A significant development was AFMA bringing its EM review work in-house during 2025, moving away from third-party providers. This gives AFMA more direct control over data quality and, importantly, creates a pathway to implement AI-based video analysis more rapidly. When a government regulator decides to build internal capability rather than outsourcing, it usually signals that they see the technology as core infrastructure, not a novelty.

The investment here is substantial. The federal government committed $20 million to the electronic monitoring expansion, and AFMA is explicitly investing in artificial intelligence and machine learning as part of the program. The goal is to move from human reviewers watching hours of footage to AI systems that can flag events of interest and reduce the review burden.

Where the gaps are

For all the progress, several practical barriers remain. Connectivity is the most obvious. Many aquaculture operations in northern Australia, where barramundi and prawn farming is concentrated, have limited or unreliable internet access. AI systems that depend on cloud processing or real-time data transfer struggle in these environments. Edge computing, where the AI processing happens on-site rather than in a distant data centre, is part of the solution, but it adds complexity and cost.

Cost is the second barrier. The larger salmon companies in Tasmania have the scale and the margins to invest in sophisticated monitoring and AI systems. A smaller oyster operation on the South Australian coast or a family-run prawn farm in the Gulf of Carpentaria faces a very different calculation. The technology needs to be affordable at the scale these businesses actually operate, not just at the scale the vendor's business model requires.

Skills and trust are the third barrier. Aquaculture operators are, by and large, practical people who trust what they can see and measure themselves. Adopting an AI-based feeding system or a digital twin requires a willingness to trust the model's recommendations, at least partially, over decades of accumulated experience. That trust is earned slowly, through demonstrated results on their specific operation, not through conference presentations or vendor demos.

What this means for operators

If you run an aquaculture operation in Australia, the practical picture in mid-2026 looks like this. AI-powered monitoring for water quality and fish health is commercially available and genuinely useful, particularly at larger scale. Automated feeding systems are proven and deliver measurable returns on feed costs. Digital twins and advanced genomic modelling are promising but still in research. And if you fish commercially in Commonwealth waters, electronic monitoring with AI-assisted review is coming to your vessel within the next twelve months whether you are ready or not.

The broader pattern is consistent with what we see across regional industries. AI is most useful when it solves a specific, well-defined operational problem with clear data inputs and measurable outcomes. It is least useful when it is sold as a general capability without a clear connection to the daily realities of running the operation.

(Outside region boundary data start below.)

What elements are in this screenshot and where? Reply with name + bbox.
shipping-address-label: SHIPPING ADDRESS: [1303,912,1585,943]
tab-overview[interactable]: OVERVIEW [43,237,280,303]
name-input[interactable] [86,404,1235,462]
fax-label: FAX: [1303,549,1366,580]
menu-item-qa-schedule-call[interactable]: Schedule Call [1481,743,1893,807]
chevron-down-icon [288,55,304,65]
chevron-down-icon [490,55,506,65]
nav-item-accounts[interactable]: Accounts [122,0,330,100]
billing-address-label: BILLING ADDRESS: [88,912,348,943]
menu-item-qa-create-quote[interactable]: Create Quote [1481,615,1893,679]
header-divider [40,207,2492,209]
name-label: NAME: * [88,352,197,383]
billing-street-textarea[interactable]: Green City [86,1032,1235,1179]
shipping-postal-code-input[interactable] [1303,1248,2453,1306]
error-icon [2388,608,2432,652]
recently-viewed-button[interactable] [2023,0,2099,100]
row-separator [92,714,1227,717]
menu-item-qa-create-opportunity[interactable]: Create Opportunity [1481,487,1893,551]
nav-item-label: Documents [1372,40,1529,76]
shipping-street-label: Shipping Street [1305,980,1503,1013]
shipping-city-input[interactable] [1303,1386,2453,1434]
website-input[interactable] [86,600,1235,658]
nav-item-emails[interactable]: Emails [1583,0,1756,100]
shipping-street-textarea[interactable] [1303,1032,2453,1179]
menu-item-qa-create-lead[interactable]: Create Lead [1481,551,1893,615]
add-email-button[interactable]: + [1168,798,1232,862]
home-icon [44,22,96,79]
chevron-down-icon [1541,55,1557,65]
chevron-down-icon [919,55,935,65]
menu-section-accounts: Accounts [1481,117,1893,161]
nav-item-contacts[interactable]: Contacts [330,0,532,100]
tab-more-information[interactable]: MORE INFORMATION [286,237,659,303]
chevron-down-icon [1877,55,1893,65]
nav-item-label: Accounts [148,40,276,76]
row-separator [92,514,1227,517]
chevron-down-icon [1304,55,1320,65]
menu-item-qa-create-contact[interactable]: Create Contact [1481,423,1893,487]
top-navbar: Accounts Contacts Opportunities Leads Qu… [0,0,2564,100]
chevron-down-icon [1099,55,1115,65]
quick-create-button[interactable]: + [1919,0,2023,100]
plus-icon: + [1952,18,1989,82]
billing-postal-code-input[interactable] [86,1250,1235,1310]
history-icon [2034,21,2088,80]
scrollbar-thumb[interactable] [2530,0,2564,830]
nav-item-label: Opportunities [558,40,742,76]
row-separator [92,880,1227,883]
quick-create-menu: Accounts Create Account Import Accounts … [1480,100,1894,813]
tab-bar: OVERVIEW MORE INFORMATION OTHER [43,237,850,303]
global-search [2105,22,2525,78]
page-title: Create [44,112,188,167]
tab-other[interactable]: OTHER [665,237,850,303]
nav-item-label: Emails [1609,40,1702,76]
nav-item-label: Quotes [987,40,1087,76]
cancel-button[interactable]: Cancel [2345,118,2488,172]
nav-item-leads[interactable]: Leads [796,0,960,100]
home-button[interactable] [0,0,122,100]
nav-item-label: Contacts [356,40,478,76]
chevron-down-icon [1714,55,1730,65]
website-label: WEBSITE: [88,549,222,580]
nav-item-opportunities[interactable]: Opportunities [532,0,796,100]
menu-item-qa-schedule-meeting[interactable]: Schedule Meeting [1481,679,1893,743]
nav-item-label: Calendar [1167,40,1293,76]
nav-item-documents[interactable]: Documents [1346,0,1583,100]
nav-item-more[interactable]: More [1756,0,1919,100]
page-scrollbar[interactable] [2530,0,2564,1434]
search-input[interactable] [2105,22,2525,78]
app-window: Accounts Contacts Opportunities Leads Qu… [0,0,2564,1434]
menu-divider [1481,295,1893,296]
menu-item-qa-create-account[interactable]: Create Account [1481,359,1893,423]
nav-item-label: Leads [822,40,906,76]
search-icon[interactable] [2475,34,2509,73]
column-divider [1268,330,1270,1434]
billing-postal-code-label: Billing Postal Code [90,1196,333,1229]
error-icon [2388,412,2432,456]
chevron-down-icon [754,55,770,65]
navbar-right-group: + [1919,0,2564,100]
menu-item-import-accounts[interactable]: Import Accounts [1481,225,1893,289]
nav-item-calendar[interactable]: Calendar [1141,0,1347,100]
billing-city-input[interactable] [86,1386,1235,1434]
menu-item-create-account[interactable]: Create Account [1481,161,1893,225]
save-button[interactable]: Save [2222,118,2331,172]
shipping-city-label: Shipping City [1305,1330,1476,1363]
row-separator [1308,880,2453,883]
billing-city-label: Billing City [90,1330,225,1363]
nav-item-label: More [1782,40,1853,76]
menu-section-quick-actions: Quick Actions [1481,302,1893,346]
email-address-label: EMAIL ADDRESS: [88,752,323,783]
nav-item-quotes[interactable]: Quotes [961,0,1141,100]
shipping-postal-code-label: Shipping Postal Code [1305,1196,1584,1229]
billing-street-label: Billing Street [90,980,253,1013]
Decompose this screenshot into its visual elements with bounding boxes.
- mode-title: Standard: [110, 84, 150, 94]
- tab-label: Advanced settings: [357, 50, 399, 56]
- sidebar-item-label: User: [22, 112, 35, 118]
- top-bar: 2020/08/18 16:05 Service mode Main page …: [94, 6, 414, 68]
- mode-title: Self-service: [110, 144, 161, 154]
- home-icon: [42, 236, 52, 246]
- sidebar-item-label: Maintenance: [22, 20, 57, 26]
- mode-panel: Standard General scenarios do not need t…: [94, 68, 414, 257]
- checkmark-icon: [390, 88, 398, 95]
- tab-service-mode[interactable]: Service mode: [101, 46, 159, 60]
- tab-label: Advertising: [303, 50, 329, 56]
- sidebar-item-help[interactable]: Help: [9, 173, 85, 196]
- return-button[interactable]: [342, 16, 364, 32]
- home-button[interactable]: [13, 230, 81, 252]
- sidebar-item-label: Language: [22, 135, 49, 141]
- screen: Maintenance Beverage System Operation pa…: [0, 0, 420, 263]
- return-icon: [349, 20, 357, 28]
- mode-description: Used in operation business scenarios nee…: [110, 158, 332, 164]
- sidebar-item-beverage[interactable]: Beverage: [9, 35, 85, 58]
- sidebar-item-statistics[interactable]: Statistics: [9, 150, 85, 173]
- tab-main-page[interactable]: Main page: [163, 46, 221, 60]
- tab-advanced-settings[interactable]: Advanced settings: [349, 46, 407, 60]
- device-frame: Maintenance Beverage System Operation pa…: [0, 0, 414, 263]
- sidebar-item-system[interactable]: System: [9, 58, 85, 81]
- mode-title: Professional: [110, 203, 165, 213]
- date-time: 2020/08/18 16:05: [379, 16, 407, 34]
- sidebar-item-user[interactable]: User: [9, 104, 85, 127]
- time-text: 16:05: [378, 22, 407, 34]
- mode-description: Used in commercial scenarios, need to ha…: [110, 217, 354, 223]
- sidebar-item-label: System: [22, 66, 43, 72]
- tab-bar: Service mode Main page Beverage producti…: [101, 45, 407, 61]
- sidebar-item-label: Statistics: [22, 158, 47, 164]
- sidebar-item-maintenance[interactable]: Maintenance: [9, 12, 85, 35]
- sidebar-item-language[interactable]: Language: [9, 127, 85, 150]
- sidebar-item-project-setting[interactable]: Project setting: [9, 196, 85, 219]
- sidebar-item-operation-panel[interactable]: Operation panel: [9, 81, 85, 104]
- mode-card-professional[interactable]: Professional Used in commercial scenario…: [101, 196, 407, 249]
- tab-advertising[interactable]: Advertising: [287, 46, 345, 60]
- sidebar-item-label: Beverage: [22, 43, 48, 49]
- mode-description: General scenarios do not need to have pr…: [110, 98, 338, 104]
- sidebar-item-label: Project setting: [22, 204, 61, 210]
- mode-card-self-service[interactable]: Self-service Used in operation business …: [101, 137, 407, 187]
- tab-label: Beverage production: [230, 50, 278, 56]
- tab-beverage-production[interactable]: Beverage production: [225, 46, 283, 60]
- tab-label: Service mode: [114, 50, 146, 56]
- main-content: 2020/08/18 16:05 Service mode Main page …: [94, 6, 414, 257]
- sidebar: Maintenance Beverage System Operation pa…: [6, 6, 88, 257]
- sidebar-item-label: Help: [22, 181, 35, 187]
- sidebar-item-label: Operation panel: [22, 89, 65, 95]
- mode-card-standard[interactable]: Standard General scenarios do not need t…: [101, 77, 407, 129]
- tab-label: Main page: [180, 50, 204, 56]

For aquaculture businesses looking to start somewhere, the most practical entry point remains the same as it is across most regional industries: use the generative AI tools that are already available to help with the administrative side of the business. Compliance documentation, biosecurity plans, export paperwork, grant applications. These are tasks where tools like Claude or ChatGPT can save real hours every week, without requiring any hardware installation or connectivity upgrades. The sector-specific AI, the cameras and the digital twins, will continue to mature. In the meantime, the paperwork is not going away.